Limitations & Future Work

  • Domain Specificity: The method is highly tailored for HRTEM images; the assumption for spatial deviation guidance (high deviation in atomic regions) might not directly apply to other types of microscopy or medical imaging.
  • Limited Dataset Size: The dataset of 1,000 training and 100 testing images is relatively small; the generalization of the model under larger and more diverse HRTEM conditions remains to be verified.
  • Single Noise Level: The current design targets specific rapid imaging conditions; the adaptive capability for different exposure times or electron doses has not been fully explored.
  • Fixed Architecture: The configuration of 8 FFCResnetBlocks and 64 channels has not undergone systematic architecture search or scaling experiments.

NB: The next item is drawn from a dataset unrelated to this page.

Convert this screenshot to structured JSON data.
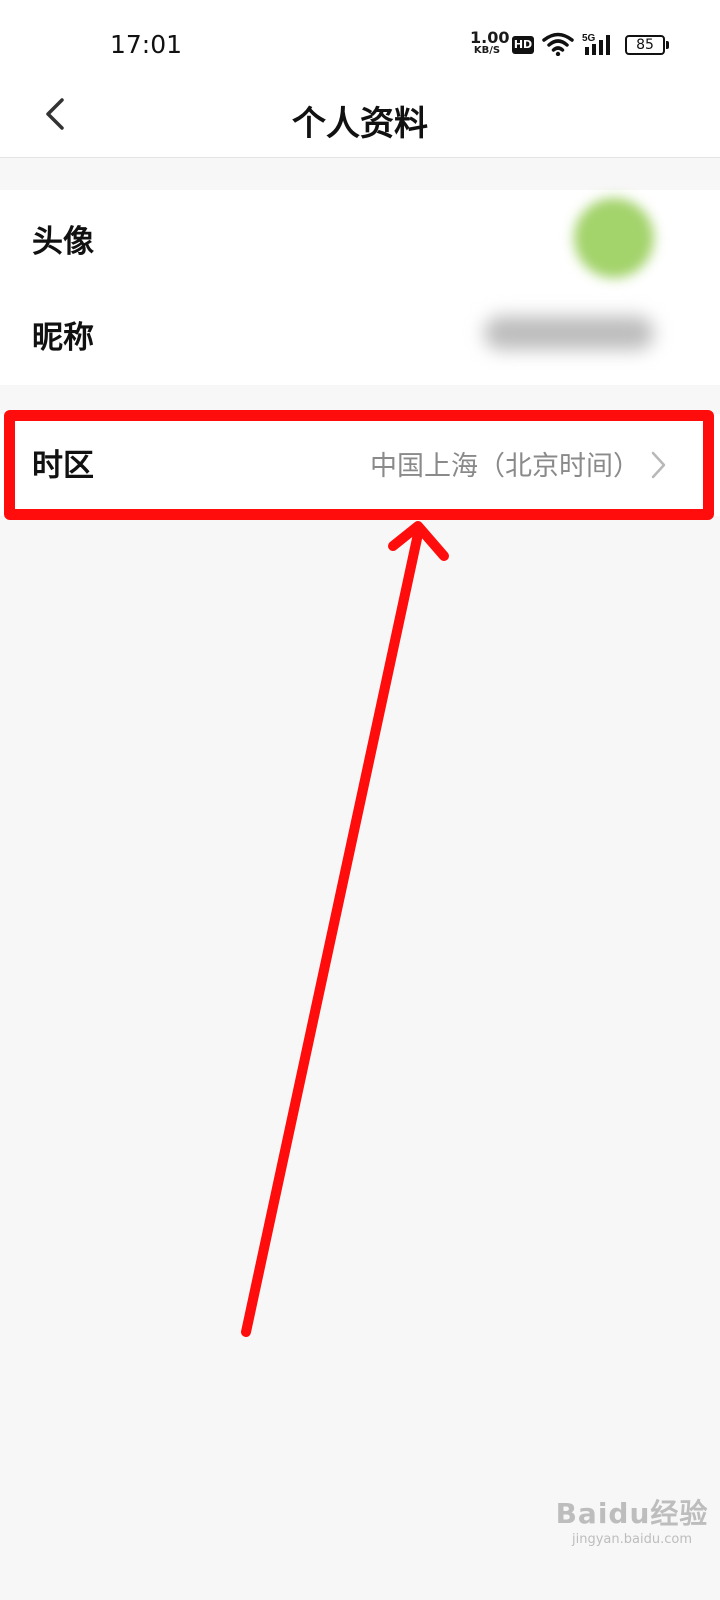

  • General Image Denoising: DnCNN (residual learning), FFDNet (noise level map input), SwinIR/Restormer (Transformer architectures), NAFNet (simplified attention) → none consider the statistical characteristics of HRTEM images.
  • Frequency Domain Denoising: FFC (NeurIPS 2020, Fast Fourier Convolution), DFCAN (Frequency-domain enhancement) → SCGN introduces frequency band-guided channel attention based on FFC.

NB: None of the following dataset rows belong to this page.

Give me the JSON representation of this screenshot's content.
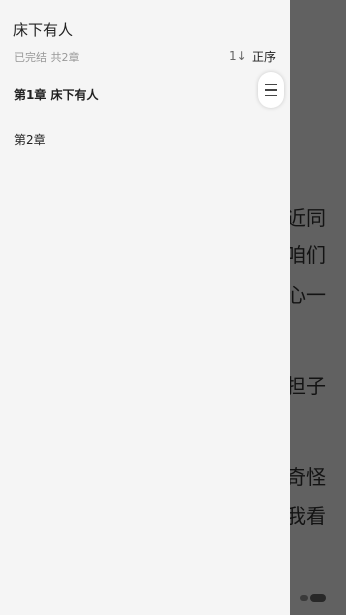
{
  "reader": {
    "lines": [
      "近同",
      "咱们",
      "心一",
      "担子",
      "奇怪",
      "我看"
    ]
  },
  "drawer": {
    "book_title": "床下有人",
    "meta": "已完结 共2章",
    "sort": {
      "icon": "sort-icon",
      "icon_glyph": "1↓",
      "label": "正序"
    },
    "chapters": [
      {
        "title": "第1章 床下有人",
        "current": true
      },
      {
        "title": "第2章",
        "current": false
      }
    ],
    "scroll_handle_icon": "menu-lines-icon"
  },
  "colors": {
    "drawer_bg": "#f5f5f5",
    "scrim": "rgba(0,0,0,0.62)",
    "text_primary": "#222222",
    "text_secondary": "#999999"
  }
}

  • Electron Microscopy Image Processing: Traditional methods mostly rely on BM3D or Wiener filtering; recent end-to-end methods based on U-Net exist, but none utilize statistical characteristics as explicit guidance.
  • Ours Positioning: Combines physical priors (statistical characteristics) with data-driven learning (deep networks), achieving SOTA in HRTEM denoising while remaining lightweight.

Rating

  • Novelty: ⭐⭐⭐⭐ — The approach of statistical characteristic-guided spatial-frequency adaptive denoising is clear and innovative, elegantly embedding domain physical priors into network design.
  • Experimental Thoroughness: ⭐⭐⭐ — Validated on both synthetic and real data, though the dataset scale is small and comparison methods could be more extensive.
  • Writing Quality: ⭐⭐⭐⭐ — Motivation is clear and method description is rigorous; code is open-sourced.
  • Value: ⭐⭐⭐⭐ — Directly applicable to atomic-scale dynamic observation in materials science, with methods potentially generalizable to other scientific imaging denoising scenarios.